In the early 1980s, Ressler helped to organize the interviews of thirty-six incarcerated serial killers in order to find parallels between such criminals' backgrounds and motives. He was also instrumental in setting up Vi-CAP (Violent Criminal Apprehension Program). This consists of a centralized computer database of information on unsolved homicides. Information is gathered from local police forces and cross-referenced with other unsolved killings across the United States. Working on the basis that most serial killers claim similar victims with a standard method (modus operandi) it hopes to spot early on when a killer is carrying out serious crimes in different jurisdictions. This was primarily a response to the appearance of nomadic killers who committed crimes in different areas. So long as the killer kept on the move, the police forces in each state would be unaware that there were multiple victims and would just be investigating a single homicide, each unaware that other police forces had similar crimes. Vi-CAP would help individual police forces determine if they were hunting for the same perpetrator so that they could share and correlate information with one another, increasing their chances of identifying a suspect.
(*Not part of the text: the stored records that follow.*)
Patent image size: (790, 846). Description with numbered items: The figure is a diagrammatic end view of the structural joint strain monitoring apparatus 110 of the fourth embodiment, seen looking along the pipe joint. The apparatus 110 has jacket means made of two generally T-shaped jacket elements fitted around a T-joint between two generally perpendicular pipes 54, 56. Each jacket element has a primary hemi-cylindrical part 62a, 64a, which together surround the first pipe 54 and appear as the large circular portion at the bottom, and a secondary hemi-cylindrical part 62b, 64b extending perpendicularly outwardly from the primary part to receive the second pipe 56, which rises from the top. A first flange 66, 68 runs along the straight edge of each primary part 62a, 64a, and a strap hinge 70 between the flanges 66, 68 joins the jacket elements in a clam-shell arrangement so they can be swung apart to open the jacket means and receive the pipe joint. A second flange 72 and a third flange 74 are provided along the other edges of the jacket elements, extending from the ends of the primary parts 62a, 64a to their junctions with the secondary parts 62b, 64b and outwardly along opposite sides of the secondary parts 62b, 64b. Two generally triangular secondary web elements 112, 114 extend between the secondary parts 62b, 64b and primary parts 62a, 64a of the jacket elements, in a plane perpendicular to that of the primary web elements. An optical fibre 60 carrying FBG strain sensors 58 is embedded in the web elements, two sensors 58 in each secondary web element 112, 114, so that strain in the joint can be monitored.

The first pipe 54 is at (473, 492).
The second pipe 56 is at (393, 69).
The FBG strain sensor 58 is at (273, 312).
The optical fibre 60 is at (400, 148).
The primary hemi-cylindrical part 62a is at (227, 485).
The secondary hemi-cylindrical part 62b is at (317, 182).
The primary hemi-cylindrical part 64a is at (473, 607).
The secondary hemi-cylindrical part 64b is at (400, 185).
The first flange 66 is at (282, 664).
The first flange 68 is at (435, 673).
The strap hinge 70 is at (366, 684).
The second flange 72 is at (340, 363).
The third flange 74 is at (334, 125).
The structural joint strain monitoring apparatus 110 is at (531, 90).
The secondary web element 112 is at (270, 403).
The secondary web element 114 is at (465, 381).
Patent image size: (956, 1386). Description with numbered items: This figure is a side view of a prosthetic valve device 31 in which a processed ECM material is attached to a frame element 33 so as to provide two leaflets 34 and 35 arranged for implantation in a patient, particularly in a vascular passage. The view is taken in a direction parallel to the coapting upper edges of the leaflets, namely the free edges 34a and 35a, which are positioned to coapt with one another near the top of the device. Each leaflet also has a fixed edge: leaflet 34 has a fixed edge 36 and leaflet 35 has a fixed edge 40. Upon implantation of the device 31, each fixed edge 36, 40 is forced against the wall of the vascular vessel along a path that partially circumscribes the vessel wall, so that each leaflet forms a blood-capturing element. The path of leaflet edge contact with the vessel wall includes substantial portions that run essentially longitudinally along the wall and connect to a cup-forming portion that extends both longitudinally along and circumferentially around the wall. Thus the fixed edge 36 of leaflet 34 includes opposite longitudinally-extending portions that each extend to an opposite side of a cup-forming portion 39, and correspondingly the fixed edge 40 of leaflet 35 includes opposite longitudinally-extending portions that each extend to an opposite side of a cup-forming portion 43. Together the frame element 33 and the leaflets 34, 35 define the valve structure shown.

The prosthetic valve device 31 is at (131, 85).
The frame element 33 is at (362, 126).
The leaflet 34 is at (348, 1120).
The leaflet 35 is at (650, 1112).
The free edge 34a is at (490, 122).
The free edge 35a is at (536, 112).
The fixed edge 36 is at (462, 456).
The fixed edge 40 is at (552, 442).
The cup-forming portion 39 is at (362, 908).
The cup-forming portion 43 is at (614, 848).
Ressler recommended and sanctioned Virginia crime psychic detective Noreen Renier to law enforcement agencies with unresolved crimes over 30 years. Ressler testified on behalf of Renier in 1986 and was closely connected with paranormal beliefs.

He worked on many cases of serial homicide such as Jeffrey Dahmer and Richard Chase.

Ressler retired from the FBI in 1990 and is the author of a number of books about serial murder. Afterwards, he gave lectures to students and police forces on the subject of criminology and, in 1993, was brought in to London to assist in the investigation into the murders committed by Colin Ireland. In 1995, he was invited by South African profiler Micki Pistorius to participate in the investigation of the ABC Murders, though he left the case sometime later.

Ressler's visit to Ciudad Juárez (in Mexico) to investigate the still-active femicides occurring there served as inspiration for the character Albert Kessler in Roberto Bolaño's novel 2666.

Ressler died on May 5, 2013, from Parkinson's disease.